It’s the small details that matter

I fulfilled a small ambition yesterday.

I have for some time tried to find and photograph the Brilliant Emerald dragonfly. It ‘s a Ronseal insect, doing exactly what it says on the tin: it is brilliantly emerald. So, since the weather has finally graced us with something other than rain, I thought I’d give it another go. It’s an acid pool lover, so if you want to see it your options are limited to Scotland, or to a cluster of small colonies in the heathlands of the southeast.  Having tried Warren Heath, the nearest location to my home,  last year, this time I went to the Basingstoke canal. It’s unusual for a canal to be both placid and acidic, but the Basingstoke canal between Aldershot and Farnham is exactly that – very slightly tea-coloured, and peaceful and serene in the gaps between the whining, thundering roars of aircraft taking off from nearby Farnborough Airport.

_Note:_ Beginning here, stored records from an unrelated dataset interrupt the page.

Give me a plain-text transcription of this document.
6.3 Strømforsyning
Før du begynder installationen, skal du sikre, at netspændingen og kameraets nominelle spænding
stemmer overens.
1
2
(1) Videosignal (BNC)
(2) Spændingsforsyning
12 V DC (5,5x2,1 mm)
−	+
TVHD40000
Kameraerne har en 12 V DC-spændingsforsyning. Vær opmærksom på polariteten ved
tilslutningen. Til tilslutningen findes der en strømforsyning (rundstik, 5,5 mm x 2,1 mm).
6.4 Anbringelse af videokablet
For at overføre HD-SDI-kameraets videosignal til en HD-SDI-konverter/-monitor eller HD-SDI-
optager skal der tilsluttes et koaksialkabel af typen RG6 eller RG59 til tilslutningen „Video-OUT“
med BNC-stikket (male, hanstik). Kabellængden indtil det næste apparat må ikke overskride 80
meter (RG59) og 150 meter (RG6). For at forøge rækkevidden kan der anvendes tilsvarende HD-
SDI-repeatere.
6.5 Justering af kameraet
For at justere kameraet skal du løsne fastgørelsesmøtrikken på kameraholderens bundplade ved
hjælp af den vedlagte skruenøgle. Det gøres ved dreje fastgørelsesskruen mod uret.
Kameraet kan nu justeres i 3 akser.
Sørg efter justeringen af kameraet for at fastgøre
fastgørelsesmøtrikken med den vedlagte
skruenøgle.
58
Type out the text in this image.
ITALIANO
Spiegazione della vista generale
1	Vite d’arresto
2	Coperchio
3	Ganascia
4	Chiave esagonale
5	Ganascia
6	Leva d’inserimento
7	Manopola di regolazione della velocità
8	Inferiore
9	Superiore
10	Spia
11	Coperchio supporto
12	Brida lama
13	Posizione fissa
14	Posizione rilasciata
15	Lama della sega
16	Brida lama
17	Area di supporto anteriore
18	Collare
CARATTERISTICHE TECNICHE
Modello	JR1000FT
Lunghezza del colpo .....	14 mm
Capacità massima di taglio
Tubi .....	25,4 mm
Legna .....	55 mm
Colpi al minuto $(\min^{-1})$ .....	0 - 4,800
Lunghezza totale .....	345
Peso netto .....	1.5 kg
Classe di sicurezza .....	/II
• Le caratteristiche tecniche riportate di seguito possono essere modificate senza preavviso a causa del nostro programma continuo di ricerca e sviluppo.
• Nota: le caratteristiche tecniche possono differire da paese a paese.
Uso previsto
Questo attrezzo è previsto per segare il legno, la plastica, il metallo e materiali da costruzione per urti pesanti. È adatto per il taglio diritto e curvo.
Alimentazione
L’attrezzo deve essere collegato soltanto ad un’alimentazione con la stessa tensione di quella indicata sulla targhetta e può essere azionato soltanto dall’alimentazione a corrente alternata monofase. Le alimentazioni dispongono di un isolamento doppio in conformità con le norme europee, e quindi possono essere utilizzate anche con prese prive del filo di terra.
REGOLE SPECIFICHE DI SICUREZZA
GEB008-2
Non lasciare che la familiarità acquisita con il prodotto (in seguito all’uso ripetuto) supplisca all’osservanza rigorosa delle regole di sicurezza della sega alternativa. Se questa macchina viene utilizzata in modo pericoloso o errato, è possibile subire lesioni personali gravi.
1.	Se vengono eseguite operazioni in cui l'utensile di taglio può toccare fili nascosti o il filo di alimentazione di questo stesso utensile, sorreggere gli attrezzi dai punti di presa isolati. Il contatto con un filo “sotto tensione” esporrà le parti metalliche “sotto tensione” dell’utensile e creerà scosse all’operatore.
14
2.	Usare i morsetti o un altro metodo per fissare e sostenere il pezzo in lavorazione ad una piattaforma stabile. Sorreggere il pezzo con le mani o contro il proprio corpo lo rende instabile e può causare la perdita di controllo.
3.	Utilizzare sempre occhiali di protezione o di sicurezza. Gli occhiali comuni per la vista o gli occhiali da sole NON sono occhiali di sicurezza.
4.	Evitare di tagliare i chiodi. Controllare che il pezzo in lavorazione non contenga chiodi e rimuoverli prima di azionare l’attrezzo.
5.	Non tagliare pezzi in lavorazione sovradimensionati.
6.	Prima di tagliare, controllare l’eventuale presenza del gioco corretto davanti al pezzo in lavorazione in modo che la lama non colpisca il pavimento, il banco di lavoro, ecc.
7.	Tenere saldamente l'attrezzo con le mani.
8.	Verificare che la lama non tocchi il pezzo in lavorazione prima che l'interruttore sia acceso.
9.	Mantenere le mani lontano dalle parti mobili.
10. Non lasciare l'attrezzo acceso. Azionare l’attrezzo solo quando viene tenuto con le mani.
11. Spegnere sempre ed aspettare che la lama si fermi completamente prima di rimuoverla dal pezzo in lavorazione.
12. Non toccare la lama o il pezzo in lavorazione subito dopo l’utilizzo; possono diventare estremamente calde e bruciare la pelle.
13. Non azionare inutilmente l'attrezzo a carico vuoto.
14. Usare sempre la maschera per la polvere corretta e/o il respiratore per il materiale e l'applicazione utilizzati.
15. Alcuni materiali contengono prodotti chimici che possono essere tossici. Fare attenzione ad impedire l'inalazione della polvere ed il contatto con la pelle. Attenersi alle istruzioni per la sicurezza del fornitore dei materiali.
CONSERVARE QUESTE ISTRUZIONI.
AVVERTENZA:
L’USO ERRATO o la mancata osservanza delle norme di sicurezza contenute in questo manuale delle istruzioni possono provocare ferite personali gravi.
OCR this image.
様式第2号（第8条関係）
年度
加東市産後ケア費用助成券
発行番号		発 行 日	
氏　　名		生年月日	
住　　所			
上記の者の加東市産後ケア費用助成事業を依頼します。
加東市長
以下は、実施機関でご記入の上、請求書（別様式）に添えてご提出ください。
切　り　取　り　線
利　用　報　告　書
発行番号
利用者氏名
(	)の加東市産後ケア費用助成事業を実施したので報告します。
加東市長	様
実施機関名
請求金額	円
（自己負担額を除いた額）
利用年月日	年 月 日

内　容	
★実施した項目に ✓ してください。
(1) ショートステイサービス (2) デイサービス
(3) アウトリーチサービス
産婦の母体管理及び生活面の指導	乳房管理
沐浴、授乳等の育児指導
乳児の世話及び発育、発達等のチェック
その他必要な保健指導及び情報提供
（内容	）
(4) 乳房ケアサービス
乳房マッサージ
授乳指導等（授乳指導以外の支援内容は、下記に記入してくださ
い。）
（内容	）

I have never seen so many fish in a canal, including at one point a foot-long young pike who look spoiled for choice in  the meals department. I kept looking for kingfisher, but like so many canals, this section lacked the high muddy banks that the birds need to nest in, and there was not some much of a tweet of one – much to the relief, I expect, of the local anglers.

I saw the Brilliant Emerald with moments of arriving, out over the water, a jewel hanging from glittering golden wings. It’s one of those species, like the Kingfisher,  that makes you wonder about evolution. Bar strapping an anti-collision light to it, you couldn’t make it more obvious, and I was suddenly grateful for the relative lack of birdsong along the canal sides, because I expect they would takes these beautiful insects at once. Or maybe it’s a double-bluff: many brilliantly-coloured insects are that way to act as warning that they are toxic or poisonous. Perhaps the BE is bluffing  and hoping that such an obviously bright dragonfly will be left alone.

Either way, here it is: a male Brilliant Emerald dragonfly pausing for breath, the result of three years of effort for me.  Was it worth it? Oh yes.